A noter que la garantie de parfait achèvement ne couvre pas les désordres apparents qui n’ont pas fait l’objet de réserves lors de la réception dès lors qu’une réception sans réserve purge l’ouvrage des désordres apparents.

Lorsque les désordres ne sont pas apparents lors de la réception des travaux (désordres cachés à la réception) ou lorsqu'ils apparaissent postérieurement à la réception, le maître d’ouvrage pourra, par une lettre recommandée avec accusé de réception, signaler les défauts qui se sont révélés dans un délai d’un an à compter de la réception de l’ouvrage.

Dès lors que l’entrepreneur a eu connaissance des désordres soit par le procès-verbal ou ultérieurement par une lettre recommandée, celui-ci devra réaliser les travaux de réparation.

Ce sont les parties au contrat qui déterminent le délai d’exécution des travaux.

A défaut d’un accord ou d’inexécution dans les délais prévus, le maître d’ouvrage pourra après une mise en demeure restée infructueuse obtenir l’exécution des travaux par un autre entrepreneur, aux frais et risques de l’entrepreneur défaillant.

Quel est le délai pour agir ?

A partir de la réception des travaux, le maître d’ouvrage dispose d’un an pour mettre en œuvre la garantie de parfait achèvement.

Donc, durant un an, l’entrepreneur sera débiteur d’une obligation de réaliser des travaux.

Il appartient au maître de l’ouvrage et à l’entrepreneur de fixer ensemble les délais d’exécution des travaux de reprise.

Si le maître d’ouvrage ne propose pas d'agir ou n'agit pas dans ce délai, il conviendra pour le maître d'ouvrage de saisir le tribunal ou de faire exécuter par une autre entreprise les travaux aux frais et risques de l’entrepreneur défaillant.

En cas de référé expertise judiciaire, le délai sera interrompu puisqu'un nouveau délai d’un an va recommencer à courir à compter de l'ordonnance de référé.

Quel intérêt présente cette garantie ?

Au sens de l’article 1792-5 du Code civil, la garantie de parfait achèvement est d’ordre public car toute clause contraire est réputée non écrite.

Donc, l’entrepreneur ne peut pas se soustraire à ses obligations.

La garantie de parfait achèvement présente l’avantage de se combiner aux autres responsabilités.

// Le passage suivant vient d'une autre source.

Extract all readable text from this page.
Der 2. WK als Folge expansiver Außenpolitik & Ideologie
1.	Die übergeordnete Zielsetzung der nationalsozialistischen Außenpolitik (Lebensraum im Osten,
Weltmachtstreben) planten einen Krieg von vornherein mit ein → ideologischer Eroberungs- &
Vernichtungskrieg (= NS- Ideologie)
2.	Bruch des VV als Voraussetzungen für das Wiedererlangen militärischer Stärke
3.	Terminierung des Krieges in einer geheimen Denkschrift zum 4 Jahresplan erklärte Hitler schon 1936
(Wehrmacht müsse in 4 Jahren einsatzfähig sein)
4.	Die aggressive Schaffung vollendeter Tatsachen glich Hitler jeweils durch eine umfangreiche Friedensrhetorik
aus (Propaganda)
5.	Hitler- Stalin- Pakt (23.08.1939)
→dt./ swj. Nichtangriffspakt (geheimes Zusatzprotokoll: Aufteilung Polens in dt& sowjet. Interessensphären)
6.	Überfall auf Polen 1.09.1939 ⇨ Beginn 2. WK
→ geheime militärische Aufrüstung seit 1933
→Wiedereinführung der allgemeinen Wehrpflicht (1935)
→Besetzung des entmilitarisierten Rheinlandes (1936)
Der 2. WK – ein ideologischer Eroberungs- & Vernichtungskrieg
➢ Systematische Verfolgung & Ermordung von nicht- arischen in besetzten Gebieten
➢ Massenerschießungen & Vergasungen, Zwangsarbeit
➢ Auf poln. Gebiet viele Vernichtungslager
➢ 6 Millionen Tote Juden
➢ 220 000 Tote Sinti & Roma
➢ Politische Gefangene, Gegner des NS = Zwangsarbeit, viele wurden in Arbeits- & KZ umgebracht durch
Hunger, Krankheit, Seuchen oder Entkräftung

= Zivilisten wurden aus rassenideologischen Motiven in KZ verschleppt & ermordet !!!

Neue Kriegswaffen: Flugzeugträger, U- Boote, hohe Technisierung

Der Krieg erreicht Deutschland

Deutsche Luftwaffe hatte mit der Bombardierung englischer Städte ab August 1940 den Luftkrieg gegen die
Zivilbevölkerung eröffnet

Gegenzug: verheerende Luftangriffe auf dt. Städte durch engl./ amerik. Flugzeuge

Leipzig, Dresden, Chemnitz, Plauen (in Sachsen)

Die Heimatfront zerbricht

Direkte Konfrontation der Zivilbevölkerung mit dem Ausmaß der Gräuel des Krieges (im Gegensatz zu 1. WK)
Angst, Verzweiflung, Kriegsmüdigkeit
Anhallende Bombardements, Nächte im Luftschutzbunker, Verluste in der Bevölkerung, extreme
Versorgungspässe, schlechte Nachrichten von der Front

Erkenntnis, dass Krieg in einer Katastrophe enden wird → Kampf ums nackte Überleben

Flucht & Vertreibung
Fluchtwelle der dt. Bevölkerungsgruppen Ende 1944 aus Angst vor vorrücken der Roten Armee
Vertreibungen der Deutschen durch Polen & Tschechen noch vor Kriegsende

En effet, l’inexécution par l’entrepreneur de ses obligations à l’égard du maître de l’ouvrage engage sa responsabilité contractuelle de droit commun, laquelle subsiste concurremment avec la garantie de parfait achèvement. (Cass. 3e civ., 12 nov. 2020, no 19-22.304).

Elle permet également d’obtenir la réparation de dommages que la garantie décennale ne prendrait pas en compte (car la garantie décennale ne prend en compte que les dommages d'une "certaine gravité" : les dommages qui portent atteinte à la solidité de l’ouvrage ou le rendent impropre à sa destination).

La garantie de parfait achèvement est ainsi une protection importante pour le maître d'ouvrage.